Mi 2022, la population migrante vénézuélienne en territoire bolivien a atteint les 13.678 personnes, d’après un rapport de notre Fondation SJM Bolivie. À la fin de cette même année, le chiffre atteignait les 15.000 migrants, installés pour la plupart à Santa Cruz, à La Paz et à Cochabamba. En 2023, Nations Unies-Bolivie prévoyait que le chiffre dépasserait les 18.200 à la fin de l’année.

L’histoire de la Bolivie est marquée par les processus d’émigration internationale. Aujourd’hui, elle fait partie des pays qui accueillent temporairement des migrants de passage ainsi que des migrants forcés qui en font leur pays de destination. Ce changement s’est avéré être un défi apostolique pour la Fondation SJM et pour la Compagnie de Jésus, puisqu’il a fallu accompagner une réalité inconnue jusqu’alors dans l’histoire migratoire du pays : accueillir les personnes migrantes en reconnaissant notre propre expérience de migration. Ceci implique de définir des priorités : l’accueil, l’accompagnement, la promotion et l’intégration des migrants ainsi que le renforcement de notre capacité humaine de résilience afin de promouvoir une fraternité interculturelle fondée sur une « amitié sociale », comme le propose le Pape François.

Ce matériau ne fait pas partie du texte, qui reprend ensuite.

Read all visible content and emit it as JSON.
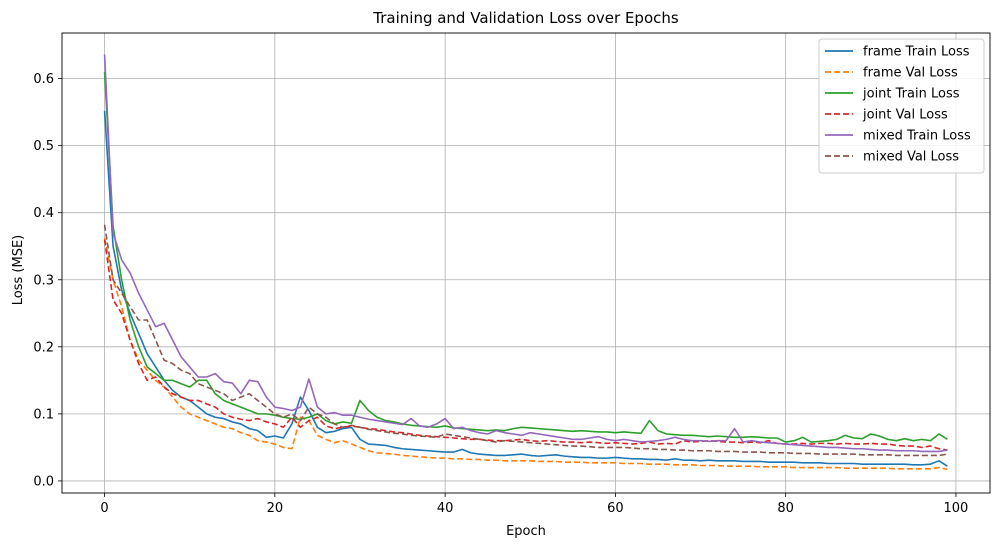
{
  "chart_data": {
    "type": "line",
    "title": "Training and Validation Loss over Epochs",
    "xlabel": "Epoch",
    "ylabel": "Loss (MSE)",
    "xlim": [
      -5,
      104
    ],
    "ylim": [
      -0.018,
      0.668
    ],
    "xticks": [
      0,
      20,
      40,
      60,
      80,
      100
    ],
    "xtick_labels": [
      "0",
      "20",
      "40",
      "60",
      "80",
      "100"
    ],
    "yticks": [
      0.0,
      0.1,
      0.2,
      0.3,
      0.4,
      0.5,
      0.6
    ],
    "ytick_labels": [
      "0.0",
      "0.1",
      "0.2",
      "0.3",
      "0.4",
      "0.5",
      "0.6"
    ],
    "grid": true,
    "legend_position": "top-right",
    "x": [
      0,
      1,
      2,
      3,
      4,
      5,
      6,
      7,
      8,
      9,
      10,
      11,
      12,
      13,
      14,
      15,
      16,
      17,
      18,
      19,
      20,
      21,
      22,
      23,
      24,
      25,
      26,
      27,
      28,
      29,
      30,
      31,
      32,
      33,
      34,
      35,
      36,
      37,
      38,
      39,
      40,
      41,
      42,
      43,
      44,
      45,
      46,
      47,
      48,
      49,
      50,
      51,
      52,
      53,
      54,
      55,
      56,
      57,
      58,
      59,
      60,
      61,
      62,
      63,
      64,
      65,
      66,
      67,
      68,
      69,
      70,
      71,
      72,
      73,
      74,
      75,
      76,
      77,
      78,
      79,
      80,
      81,
      82,
      83,
      84,
      85,
      86,
      87,
      88,
      89,
      90,
      91,
      92,
      93,
      94,
      95,
      96,
      97,
      98,
      99
    ],
    "series": [
      {
        "name": "frame Train Loss",
        "color": "#1f77b4",
        "dash": "solid",
        "values": [
          0.552,
          0.35,
          0.285,
          0.25,
          0.22,
          0.19,
          0.17,
          0.15,
          0.135,
          0.125,
          0.12,
          0.11,
          0.1,
          0.095,
          0.093,
          0.088,
          0.085,
          0.078,
          0.075,
          0.065,
          0.067,
          0.064,
          0.085,
          0.125,
          0.105,
          0.08,
          0.072,
          0.074,
          0.078,
          0.08,
          0.062,
          0.055,
          0.054,
          0.053,
          0.05,
          0.048,
          0.047,
          0.046,
          0.045,
          0.044,
          0.043,
          0.043,
          0.047,
          0.042,
          0.04,
          0.039,
          0.038,
          0.038,
          0.039,
          0.04,
          0.038,
          0.037,
          0.038,
          0.039,
          0.037,
          0.036,
          0.035,
          0.035,
          0.034,
          0.034,
          0.035,
          0.034,
          0.033,
          0.033,
          0.032,
          0.032,
          0.031,
          0.033,
          0.031,
          0.031,
          0.03,
          0.031,
          0.03,
          0.03,
          0.03,
          0.029,
          0.029,
          0.029,
          0.028,
          0.028,
          0.028,
          0.028,
          0.027,
          0.027,
          0.027,
          0.026,
          0.026,
          0.026,
          0.026,
          0.025,
          0.025,
          0.025,
          0.025,
          0.025,
          0.025,
          0.024,
          0.024,
          0.025,
          0.03,
          0.022
        ]
      },
      {
        "name": "frame Val Loss",
        "color": "#ff7f0e",
        "dash": "dashed",
        "values": [
          0.362,
          0.3,
          0.26,
          0.21,
          0.18,
          0.165,
          0.15,
          0.14,
          0.125,
          0.11,
          0.1,
          0.095,
          0.09,
          0.085,
          0.08,
          0.078,
          0.072,
          0.068,
          0.06,
          0.058,
          0.055,
          0.05,
          0.048,
          0.095,
          0.09,
          0.068,
          0.062,
          0.057,
          0.06,
          0.055,
          0.05,
          0.045,
          0.042,
          0.041,
          0.04,
          0.038,
          0.037,
          0.036,
          0.035,
          0.034,
          0.034,
          0.033,
          0.033,
          0.032,
          0.032,
          0.031,
          0.031,
          0.03,
          0.03,
          0.03,
          0.03,
          0.029,
          0.029,
          0.029,
          0.028,
          0.028,
          0.028,
          0.027,
          0.027,
          0.027,
          0.027,
          0.026,
          0.026,
          0.026,
          0.025,
          0.025,
          0.025,
          0.024,
          0.024,
          0.024,
          0.023,
          0.023,
          0.023,
          0.022,
          0.022,
          0.022,
          0.022,
          0.021,
          0.021,
          0.021,
          0.021,
          0.02,
          0.02,
          0.02,
          0.02,
          0.02,
          0.02,
          0.019,
          0.019,
          0.019,
          0.019,
          0.019,
          0.019,
          0.018,
          0.018,
          0.018,
          0.018,
          0.018,
          0.02,
          0.017
        ]
      },
      {
        "name": "joint Train Loss",
        "color": "#2ca02c",
        "dash": "solid",
        "values": [
          0.61,
          0.38,
          0.3,
          0.24,
          0.2,
          0.17,
          0.16,
          0.15,
          0.15,
          0.145,
          0.14,
          0.15,
          0.15,
          0.13,
          0.12,
          0.115,
          0.11,
          0.105,
          0.1,
          0.1,
          0.098,
          0.095,
          0.093,
          0.092,
          0.095,
          0.1,
          0.09,
          0.085,
          0.088,
          0.086,
          0.12,
          0.105,
          0.095,
          0.09,
          0.088,
          0.085,
          0.083,
          0.082,
          0.081,
          0.08,
          0.082,
          0.079,
          0.078,
          0.077,
          0.076,
          0.075,
          0.076,
          0.075,
          0.078,
          0.08,
          0.079,
          0.078,
          0.077,
          0.076,
          0.075,
          0.074,
          0.075,
          0.074,
          0.073,
          0.073,
          0.072,
          0.073,
          0.072,
          0.071,
          0.09,
          0.075,
          0.07,
          0.069,
          0.068,
          0.068,
          0.067,
          0.066,
          0.067,
          0.066,
          0.065,
          0.065,
          0.066,
          0.065,
          0.064,
          0.064,
          0.058,
          0.06,
          0.065,
          0.058,
          0.059,
          0.06,
          0.062,
          0.068,
          0.064,
          0.063,
          0.07,
          0.067,
          0.062,
          0.06,
          0.063,
          0.06,
          0.062,
          0.06,
          0.07,
          0.062
        ]
      },
      {
        "name": "joint Val Loss",
        "color": "#d62728",
        "dash": "dashed",
        "values": [
          0.36,
          0.27,
          0.25,
          0.21,
          0.175,
          0.15,
          0.155,
          0.14,
          0.13,
          0.125,
          0.12,
          0.12,
          0.115,
          0.11,
          0.1,
          0.095,
          0.092,
          0.09,
          0.093,
          0.088,
          0.085,
          0.08,
          0.095,
          0.08,
          0.09,
          0.095,
          0.082,
          0.078,
          0.08,
          0.082,
          0.08,
          0.078,
          0.077,
          0.075,
          0.073,
          0.072,
          0.07,
          0.068,
          0.067,
          0.066,
          0.065,
          0.064,
          0.063,
          0.062,
          0.062,
          0.061,
          0.06,
          0.06,
          0.061,
          0.062,
          0.06,
          0.059,
          0.06,
          0.059,
          0.058,
          0.058,
          0.057,
          0.058,
          0.057,
          0.056,
          0.057,
          0.056,
          0.055,
          0.056,
          0.058,
          0.055,
          0.056,
          0.055,
          0.06,
          0.058,
          0.059,
          0.06,
          0.059,
          0.058,
          0.058,
          0.057,
          0.058,
          0.057,
          0.06,
          0.056,
          0.055,
          0.055,
          0.056,
          0.055,
          0.056,
          0.056,
          0.055,
          0.056,
          0.055,
          0.055,
          0.056,
          0.055,
          0.055,
          0.053,
          0.052,
          0.052,
          0.05,
          0.052,
          0.048,
          0.046
        ]
      },
      {
        "name": "mixed Train Loss",
        "color": "#9467bd",
        "dash": "solid",
        "values": [
          0.636,
          0.37,
          0.33,
          0.31,
          0.28,
          0.255,
          0.23,
          0.235,
          0.21,
          0.185,
          0.17,
          0.155,
          0.155,
          0.16,
          0.148,
          0.146,
          0.13,
          0.15,
          0.148,
          0.125,
          0.11,
          0.108,
          0.105,
          0.11,
          0.152,
          0.11,
          0.1,
          0.102,
          0.098,
          0.098,
          0.095,
          0.092,
          0.09,
          0.088,
          0.086,
          0.084,
          0.093,
          0.082,
          0.08,
          0.085,
          0.093,
          0.078,
          0.08,
          0.075,
          0.072,
          0.07,
          0.075,
          0.072,
          0.07,
          0.068,
          0.072,
          0.07,
          0.068,
          0.066,
          0.064,
          0.062,
          0.062,
          0.064,
          0.066,
          0.062,
          0.06,
          0.062,
          0.06,
          0.058,
          0.059,
          0.06,
          0.062,
          0.065,
          0.062,
          0.06,
          0.06,
          0.059,
          0.06,
          0.06,
          0.078,
          0.058,
          0.06,
          0.058,
          0.057,
          0.056,
          0.055,
          0.054,
          0.053,
          0.052,
          0.051,
          0.05,
          0.05,
          0.049,
          0.048,
          0.048,
          0.047,
          0.046,
          0.046,
          0.045,
          0.045,
          0.045,
          0.044,
          0.044,
          0.044,
          0.046
        ]
      },
      {
        "name": "mixed Val Loss",
        "color": "#8c564b",
        "dash": "dashed",
        "values": [
          0.382,
          0.3,
          0.28,
          0.26,
          0.24,
          0.24,
          0.21,
          0.18,
          0.175,
          0.165,
          0.16,
          0.145,
          0.14,
          0.135,
          0.13,
          0.12,
          0.125,
          0.13,
          0.12,
          0.11,
          0.1,
          0.095,
          0.1,
          0.09,
          0.11,
          0.1,
          0.095,
          0.085,
          0.08,
          0.083,
          0.08,
          0.077,
          0.075,
          0.073,
          0.071,
          0.07,
          0.068,
          0.067,
          0.066,
          0.065,
          0.07,
          0.068,
          0.066,
          0.064,
          0.062,
          0.06,
          0.058,
          0.06,
          0.059,
          0.058,
          0.057,
          0.056,
          0.055,
          0.054,
          0.053,
          0.052,
          0.052,
          0.051,
          0.05,
          0.05,
          0.05,
          0.05,
          0.049,
          0.048,
          0.048,
          0.047,
          0.047,
          0.046,
          0.046,
          0.045,
          0.045,
          0.045,
          0.044,
          0.044,
          0.044,
          0.043,
          0.043,
          0.043,
          0.042,
          0.042,
          0.042,
          0.041,
          0.041,
          0.041,
          0.04,
          0.04,
          0.04,
          0.04,
          0.04,
          0.039,
          0.039,
          0.039,
          0.039,
          0.038,
          0.038,
          0.038,
          0.038,
          0.038,
          0.038,
          0.04
        ]
      }
    ]
  }
}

Les organisations nationales et internationales qui travaillent auprès des personnes migrantes et réfugiées sont unanimes : les chiffres ne vont cesser d’augmenter, comme l’annoncent également les bases de données de la Fondation SJM. Entre janvier et août 2020, pendant la pandémie, la Fondation a recensé 183 migrants vénézuéliens. En 2021, ce chiffre avait grimpé et ils étaient 1.153 ; en 2022, ils étaient 1.937. Depuis, le nombre de personnes continue à augmenter même si, au moment de la rédaction de cet article, aucun chiffre officiel n’a pu être vérifié.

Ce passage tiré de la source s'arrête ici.